C’est pour tuer le temps évidemment qu’il faut écrire, et qu’écrire aurait un sens : arracher une heure, ou deux, à l’organisation féroce du réel établi pour qu’il n’y ait aucune heure d’aucune sorte à tuer. Alors quand une heure ou deux s’ouvrent, il faut s’en emparer, exécuter aussi parfaitement que possible chaque minute – aller à l’essentiel. Mais l’essentiel est cette vacuité même – l’absence de but comme but ultime pour parer au monde comme il va, puisqu’écrire est parer au monde comme il est, comme il vient chaque jour en travers des énergies vitales.

Quand deux heures s’ouvrent, comme celles-là, j’ouvre une page et j’avance les textes impossibles où déposer ma part de vivant : nommer chaque mot puisque le vent et l’arbre restent impossibles à désigner. Cela finira par bien faire un roman, qui ne sera pas un roman. Deux heures ici, et parfois là, dix minutes suffisent pour dix lignes, et puis laisser la page battre comme une porte. Parfois, c’est cruel : au milieu de la journée, une phrase parfaite vient, ou au réveil, au milieu de la nuit aussi. Mais la page est loin. Le sommeil l’emporte, ou la journée – et quand l’heure vient, la phrase est oubliée, ce sont d’autres ; il faut accepter cela aussi ; se consoler avec le fait que cela n’a aucune importance. Aucune autre importance que d’arracher un peu de vie à soi-même.

Quand il reste du temps après ce temps arraché, je viens dans ces pages écrire. Il n’en reste pas beaucoup, et les pages de mon site sont vides. L’avantage d’un site, c’est qu’on ne voit que les pages pleines ; et pourtant, ce site est fait de plus de pages vierges que de pages écrites. Il faut me croire. Quand il reste du temps après le temps arraché au temps mort qui fait écrire (ce roman qui n’en est pas un, traversé par l’année 1792 frottée au présent), je viens ici, dans ce Carnet pour écrire les marges du temps mort.

C’est alors que faire le compte des ignorances devient salutaire. Y puiser cette force de n’appartenir qu’à elles.

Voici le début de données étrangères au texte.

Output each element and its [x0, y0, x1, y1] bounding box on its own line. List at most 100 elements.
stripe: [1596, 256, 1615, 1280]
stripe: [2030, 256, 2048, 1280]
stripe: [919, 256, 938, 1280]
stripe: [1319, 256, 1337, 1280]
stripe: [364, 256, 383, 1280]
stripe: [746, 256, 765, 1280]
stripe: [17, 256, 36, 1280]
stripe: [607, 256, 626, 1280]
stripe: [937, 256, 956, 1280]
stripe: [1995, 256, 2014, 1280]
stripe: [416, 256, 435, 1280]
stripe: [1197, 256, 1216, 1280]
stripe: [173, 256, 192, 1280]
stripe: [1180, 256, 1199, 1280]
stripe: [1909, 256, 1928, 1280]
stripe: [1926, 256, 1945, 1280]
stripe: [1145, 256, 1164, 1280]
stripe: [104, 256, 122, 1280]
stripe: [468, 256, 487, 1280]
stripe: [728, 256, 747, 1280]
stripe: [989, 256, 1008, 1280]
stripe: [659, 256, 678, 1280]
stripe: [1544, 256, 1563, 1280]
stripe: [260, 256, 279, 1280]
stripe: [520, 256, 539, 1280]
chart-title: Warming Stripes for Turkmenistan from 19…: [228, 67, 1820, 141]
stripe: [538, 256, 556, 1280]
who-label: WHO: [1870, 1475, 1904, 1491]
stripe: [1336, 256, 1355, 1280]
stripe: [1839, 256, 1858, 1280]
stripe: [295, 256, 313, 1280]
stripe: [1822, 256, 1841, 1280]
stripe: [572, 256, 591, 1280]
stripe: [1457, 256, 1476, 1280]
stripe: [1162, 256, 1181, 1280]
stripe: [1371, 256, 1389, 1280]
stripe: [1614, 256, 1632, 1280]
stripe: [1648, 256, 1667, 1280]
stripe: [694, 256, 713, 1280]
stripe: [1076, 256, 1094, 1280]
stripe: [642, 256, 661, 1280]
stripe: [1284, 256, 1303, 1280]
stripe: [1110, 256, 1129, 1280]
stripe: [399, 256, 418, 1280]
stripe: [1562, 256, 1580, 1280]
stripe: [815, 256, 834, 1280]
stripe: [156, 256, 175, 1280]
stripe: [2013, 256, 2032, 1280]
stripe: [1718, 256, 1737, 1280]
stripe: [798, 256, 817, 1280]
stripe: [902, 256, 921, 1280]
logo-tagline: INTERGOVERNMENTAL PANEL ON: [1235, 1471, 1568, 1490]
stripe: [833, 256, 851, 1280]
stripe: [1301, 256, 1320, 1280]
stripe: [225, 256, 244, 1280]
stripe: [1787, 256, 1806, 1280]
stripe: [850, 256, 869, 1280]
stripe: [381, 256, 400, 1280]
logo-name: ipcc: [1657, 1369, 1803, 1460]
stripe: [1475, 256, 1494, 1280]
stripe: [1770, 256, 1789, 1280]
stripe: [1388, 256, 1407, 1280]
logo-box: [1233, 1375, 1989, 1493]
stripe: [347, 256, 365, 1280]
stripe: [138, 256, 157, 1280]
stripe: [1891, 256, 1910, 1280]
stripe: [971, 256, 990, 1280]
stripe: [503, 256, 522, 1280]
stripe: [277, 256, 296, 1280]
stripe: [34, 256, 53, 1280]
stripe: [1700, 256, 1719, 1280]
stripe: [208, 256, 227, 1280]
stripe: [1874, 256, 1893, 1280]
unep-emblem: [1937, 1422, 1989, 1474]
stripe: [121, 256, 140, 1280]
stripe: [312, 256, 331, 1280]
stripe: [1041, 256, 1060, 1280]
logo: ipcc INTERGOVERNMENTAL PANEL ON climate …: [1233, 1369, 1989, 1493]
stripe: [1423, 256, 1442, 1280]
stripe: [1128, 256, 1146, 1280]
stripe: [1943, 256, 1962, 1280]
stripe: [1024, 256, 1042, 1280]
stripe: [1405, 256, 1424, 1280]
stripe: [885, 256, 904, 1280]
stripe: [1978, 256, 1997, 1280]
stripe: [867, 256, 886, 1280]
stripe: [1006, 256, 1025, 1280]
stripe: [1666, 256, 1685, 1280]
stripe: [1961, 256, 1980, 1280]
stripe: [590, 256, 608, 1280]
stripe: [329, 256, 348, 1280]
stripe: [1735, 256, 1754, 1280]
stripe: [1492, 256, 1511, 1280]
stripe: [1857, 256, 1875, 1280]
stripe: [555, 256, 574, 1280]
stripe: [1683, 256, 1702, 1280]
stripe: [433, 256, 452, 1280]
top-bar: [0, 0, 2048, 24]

Ces pages, peut-être, auraient plus de sens si je m’y rendais chaque jour et que chaque jour je vienne y écrire le jour. Et faire le compte des ignorances toujours plus grandes un jour sur l’autre. Je ne sais pas.

Perdre une heure à l’écrire me rend plus solidaire des noms des arbres, et du vent et des bêtes – cela, je le sais.